Jeff Carlson wrote:
> Your harrowing bicycle experience in Uptown is
> repeated all over the city on the roads that remain to
> be traffic-calmed.  Fortunately, traffic calming is
> improving bicycle and pedestrian safety  all over the
> city.
>
> For those unfamiliar with the term, traffic calming in
> our context usually entails safety measures on streets
> that have four lanes of traffic and little space for
> bikes and pedestrians, such as Hennepin and Lyndale.

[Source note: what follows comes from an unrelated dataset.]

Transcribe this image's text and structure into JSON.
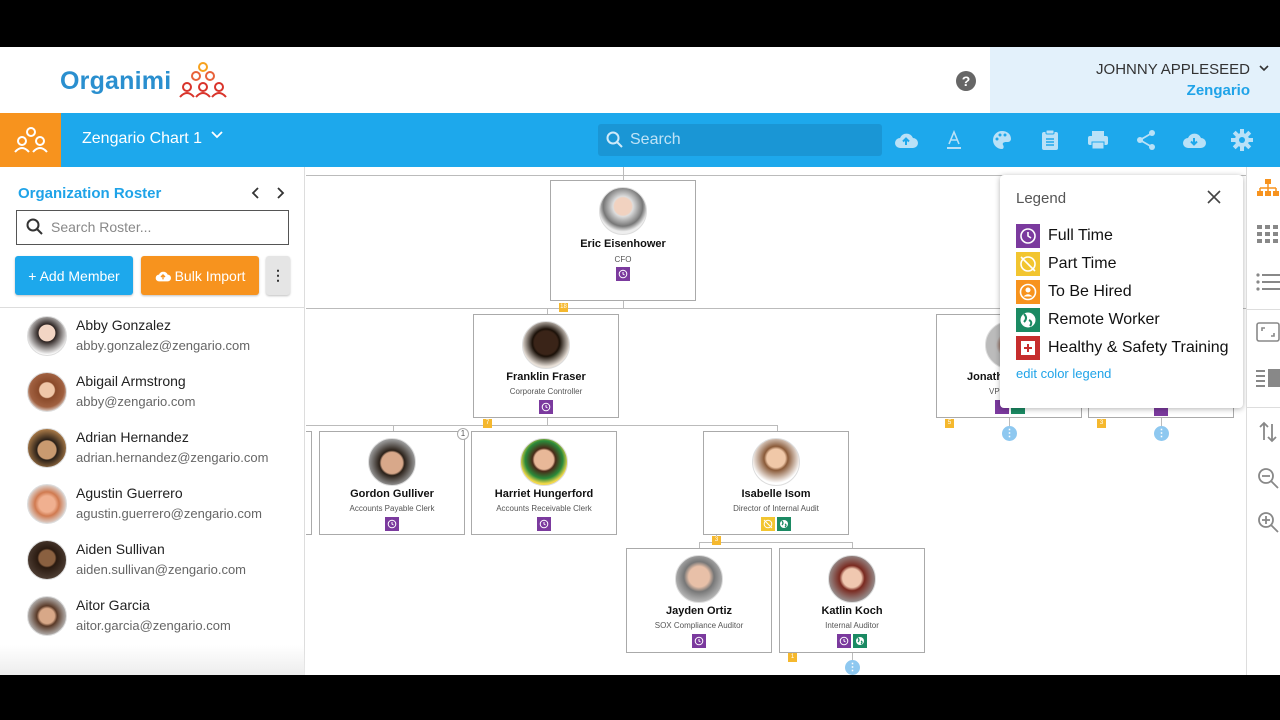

> Car traffic is clearly designated in two lanes, making
> space for bikes on either side.  On commercial
> streets, turn lanes and bump-outs can be used as space
> allows, as on Franklin Avenue east of Chicago.  Other
> visual stimuli encourage drivers to slow down,
> including trees, pedestrian level street lighting,
> benches, and cooler paving materials such as brick.
>
> No Minneapolis street is wide enough for four lanes
> and parking on both sides.  Lyndale and Hennepin would
> be well served with two lanes of through traffic, a
> center turn lane and a designated lane for bikes.

Mark answer:
Arrrgh!  More kudos for the wonders of traffic calming.  I've never seen any
traffic calming that improved safety city-wide.  When you cut out lanes on a
street, the traffic merely moves somewhere else.  Then you've got someone on
another street complaining about all the cars.  The safest plan is to allow
traffic to move as quickly as possible on the major streets, and spend the
money on keeping pedestrians and cars separated (maybe put up fences?).
That'll keep a lot of the traffic off the more residential side streets.
And allow bicycles a safer ride on those side streets also.